Thank you to all the posters, my 3 week old has been combi fed since 9 days after losing weight and meeting formula top ups due to supply issues.

i am struggling with guilt but also wanting to switch exclusively to FF due to continuing supply issues. The pressure to keep going with BF has been there from all angles and even though I keep telling myself fed is best I have still felt like I am letting my little one down and not trying hard enough to increase supply.

I cried today and came across this thread and it was really helpful to know I am.not alone and hopefully logic will kick in over emotions soon for me.

Also @BertieBotts your post make me cry snort, I have spent the last 2 days with a fear of open windows in our 17th floor flat, even though I never take baby near the window.

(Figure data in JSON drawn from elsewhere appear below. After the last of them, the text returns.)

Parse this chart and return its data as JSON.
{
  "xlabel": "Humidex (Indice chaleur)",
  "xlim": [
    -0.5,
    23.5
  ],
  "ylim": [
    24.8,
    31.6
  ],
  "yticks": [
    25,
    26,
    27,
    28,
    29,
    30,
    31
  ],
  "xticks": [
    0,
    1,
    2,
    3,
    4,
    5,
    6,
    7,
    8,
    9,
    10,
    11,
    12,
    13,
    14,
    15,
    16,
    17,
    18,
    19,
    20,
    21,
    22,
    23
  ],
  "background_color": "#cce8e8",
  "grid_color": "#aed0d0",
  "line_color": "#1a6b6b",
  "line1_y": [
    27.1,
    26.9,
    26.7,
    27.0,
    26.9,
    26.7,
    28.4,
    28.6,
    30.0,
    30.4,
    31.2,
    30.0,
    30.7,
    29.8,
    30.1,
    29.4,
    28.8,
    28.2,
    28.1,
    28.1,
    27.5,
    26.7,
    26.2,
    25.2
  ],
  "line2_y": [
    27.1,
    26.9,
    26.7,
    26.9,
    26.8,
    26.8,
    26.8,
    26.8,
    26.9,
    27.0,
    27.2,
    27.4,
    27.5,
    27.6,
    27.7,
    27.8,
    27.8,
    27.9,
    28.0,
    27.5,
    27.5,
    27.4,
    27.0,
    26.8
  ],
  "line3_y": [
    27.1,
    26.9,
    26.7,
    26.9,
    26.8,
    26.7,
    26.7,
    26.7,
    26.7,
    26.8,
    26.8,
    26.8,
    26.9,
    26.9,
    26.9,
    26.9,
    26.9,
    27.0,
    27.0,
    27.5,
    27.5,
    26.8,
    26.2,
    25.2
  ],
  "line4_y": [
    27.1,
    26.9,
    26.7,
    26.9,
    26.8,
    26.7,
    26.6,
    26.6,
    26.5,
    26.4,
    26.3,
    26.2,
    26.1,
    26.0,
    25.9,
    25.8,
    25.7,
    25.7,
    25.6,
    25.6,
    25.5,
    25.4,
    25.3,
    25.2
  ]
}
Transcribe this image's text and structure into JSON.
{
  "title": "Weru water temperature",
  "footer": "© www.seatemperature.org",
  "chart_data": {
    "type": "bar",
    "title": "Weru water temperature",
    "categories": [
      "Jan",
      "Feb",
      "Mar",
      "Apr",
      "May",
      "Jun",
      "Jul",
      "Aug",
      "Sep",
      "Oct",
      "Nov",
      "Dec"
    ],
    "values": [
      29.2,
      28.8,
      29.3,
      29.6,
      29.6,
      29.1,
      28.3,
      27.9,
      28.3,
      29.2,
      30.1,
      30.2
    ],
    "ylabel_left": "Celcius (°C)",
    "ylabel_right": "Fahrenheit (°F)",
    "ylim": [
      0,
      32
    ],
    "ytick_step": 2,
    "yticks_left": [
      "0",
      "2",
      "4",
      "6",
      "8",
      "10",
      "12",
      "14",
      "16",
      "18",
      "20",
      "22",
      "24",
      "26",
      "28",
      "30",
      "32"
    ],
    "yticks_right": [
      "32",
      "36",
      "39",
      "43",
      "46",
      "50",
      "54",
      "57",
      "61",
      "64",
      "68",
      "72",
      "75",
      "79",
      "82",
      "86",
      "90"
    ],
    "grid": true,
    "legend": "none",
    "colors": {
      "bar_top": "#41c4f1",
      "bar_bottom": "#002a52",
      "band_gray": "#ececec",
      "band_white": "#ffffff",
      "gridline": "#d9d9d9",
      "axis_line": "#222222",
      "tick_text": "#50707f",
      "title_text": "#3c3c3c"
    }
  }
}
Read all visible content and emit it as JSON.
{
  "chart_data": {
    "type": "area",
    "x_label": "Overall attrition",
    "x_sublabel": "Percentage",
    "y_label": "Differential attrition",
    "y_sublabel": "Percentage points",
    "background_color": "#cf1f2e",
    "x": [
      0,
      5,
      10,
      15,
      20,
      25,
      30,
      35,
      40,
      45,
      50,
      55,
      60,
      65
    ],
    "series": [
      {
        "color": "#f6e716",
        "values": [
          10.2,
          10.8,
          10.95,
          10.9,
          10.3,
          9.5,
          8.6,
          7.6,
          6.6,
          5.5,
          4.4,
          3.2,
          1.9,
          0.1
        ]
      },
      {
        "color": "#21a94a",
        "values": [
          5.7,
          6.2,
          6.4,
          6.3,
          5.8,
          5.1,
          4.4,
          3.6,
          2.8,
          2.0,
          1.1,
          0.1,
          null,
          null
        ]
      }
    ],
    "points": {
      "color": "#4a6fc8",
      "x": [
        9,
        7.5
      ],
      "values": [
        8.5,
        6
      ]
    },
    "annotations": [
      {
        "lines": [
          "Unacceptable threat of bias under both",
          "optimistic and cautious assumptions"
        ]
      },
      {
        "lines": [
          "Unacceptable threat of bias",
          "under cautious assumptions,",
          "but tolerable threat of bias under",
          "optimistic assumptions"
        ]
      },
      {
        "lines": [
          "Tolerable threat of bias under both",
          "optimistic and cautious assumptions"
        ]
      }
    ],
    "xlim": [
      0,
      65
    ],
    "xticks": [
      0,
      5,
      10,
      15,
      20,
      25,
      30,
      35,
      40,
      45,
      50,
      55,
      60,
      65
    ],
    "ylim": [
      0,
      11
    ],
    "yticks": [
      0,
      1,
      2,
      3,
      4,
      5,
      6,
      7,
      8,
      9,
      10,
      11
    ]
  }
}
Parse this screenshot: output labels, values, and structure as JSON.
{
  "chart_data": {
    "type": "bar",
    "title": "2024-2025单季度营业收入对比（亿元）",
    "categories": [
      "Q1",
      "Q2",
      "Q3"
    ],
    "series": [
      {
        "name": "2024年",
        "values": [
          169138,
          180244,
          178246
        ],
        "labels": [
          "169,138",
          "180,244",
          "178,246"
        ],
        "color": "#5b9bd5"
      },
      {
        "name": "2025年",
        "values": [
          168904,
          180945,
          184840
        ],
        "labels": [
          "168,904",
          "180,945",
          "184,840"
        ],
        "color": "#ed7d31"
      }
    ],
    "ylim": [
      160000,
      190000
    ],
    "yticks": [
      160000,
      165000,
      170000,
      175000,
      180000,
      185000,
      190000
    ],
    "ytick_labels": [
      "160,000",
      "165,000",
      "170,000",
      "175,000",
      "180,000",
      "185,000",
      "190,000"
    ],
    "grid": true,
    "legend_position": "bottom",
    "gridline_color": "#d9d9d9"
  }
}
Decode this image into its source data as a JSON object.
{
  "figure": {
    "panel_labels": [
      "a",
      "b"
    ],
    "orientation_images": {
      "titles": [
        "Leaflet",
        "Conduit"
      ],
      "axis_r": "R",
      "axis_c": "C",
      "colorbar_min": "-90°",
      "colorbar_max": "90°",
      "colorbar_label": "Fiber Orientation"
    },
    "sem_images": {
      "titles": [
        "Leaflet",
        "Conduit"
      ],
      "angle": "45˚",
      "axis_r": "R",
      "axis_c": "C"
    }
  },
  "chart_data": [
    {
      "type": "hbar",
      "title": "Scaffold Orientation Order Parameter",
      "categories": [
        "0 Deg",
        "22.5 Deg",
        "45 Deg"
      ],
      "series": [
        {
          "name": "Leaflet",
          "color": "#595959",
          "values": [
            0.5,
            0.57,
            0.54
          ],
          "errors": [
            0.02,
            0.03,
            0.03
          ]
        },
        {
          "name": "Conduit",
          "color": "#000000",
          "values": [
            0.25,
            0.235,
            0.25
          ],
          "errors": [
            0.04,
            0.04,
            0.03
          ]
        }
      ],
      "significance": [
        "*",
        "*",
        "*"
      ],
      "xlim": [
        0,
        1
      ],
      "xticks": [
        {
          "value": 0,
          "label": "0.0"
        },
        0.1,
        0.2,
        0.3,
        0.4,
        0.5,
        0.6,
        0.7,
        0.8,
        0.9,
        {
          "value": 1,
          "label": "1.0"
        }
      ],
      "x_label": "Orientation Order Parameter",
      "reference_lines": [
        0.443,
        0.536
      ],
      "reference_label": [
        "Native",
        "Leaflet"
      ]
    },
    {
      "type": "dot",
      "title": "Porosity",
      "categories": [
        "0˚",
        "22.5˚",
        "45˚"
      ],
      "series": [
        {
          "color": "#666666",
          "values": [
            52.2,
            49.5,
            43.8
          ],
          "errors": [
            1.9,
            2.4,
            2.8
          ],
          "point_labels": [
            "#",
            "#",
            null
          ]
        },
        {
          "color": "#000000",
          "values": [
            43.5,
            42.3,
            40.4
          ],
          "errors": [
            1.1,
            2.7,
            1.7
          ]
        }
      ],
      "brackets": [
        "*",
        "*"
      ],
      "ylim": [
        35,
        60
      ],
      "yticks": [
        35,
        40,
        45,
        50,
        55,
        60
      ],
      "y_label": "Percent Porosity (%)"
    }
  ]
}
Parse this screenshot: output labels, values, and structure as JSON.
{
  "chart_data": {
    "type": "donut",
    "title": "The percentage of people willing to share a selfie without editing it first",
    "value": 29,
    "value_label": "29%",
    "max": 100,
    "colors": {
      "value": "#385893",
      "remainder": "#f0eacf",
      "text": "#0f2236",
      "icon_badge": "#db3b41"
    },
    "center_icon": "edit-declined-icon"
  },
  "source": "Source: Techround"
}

The love we have for these little ones is beyond anything I have ever felt before.

Hannouck · 31/08/2023 16:13

Thank you so much everyone for sharing your advice and experiences!

I think the pressure the NHS put on BF makes it 10x harder. My midwife keeps reminding me how great it is to EBF...

I still haven't made the switch though, we bought the formula but I haven't found the guts to give it to her! And I never thought I'd be like that!

I've been pumping my milk but it's frankly exhausting and doesn't help. Combi feeding with formula would be best if I could get over it really!

OP posts:
beeswaxinc · 31/08/2023 16:16

Oh lovely, please don't feel bad or guilty about this.

I've had 3 DC, youngest is now 3 and a half. At the baby stage infant feeding feels like the biggest deal in the world and a source of guilt and heartache. The reality is it all passes so quickly, and is such a non issue!

You really don't want to hold yourself down with negative emotions. There is absolutely nothing wrong with formula feeding, please just do what works for you and your baby, and enjoy!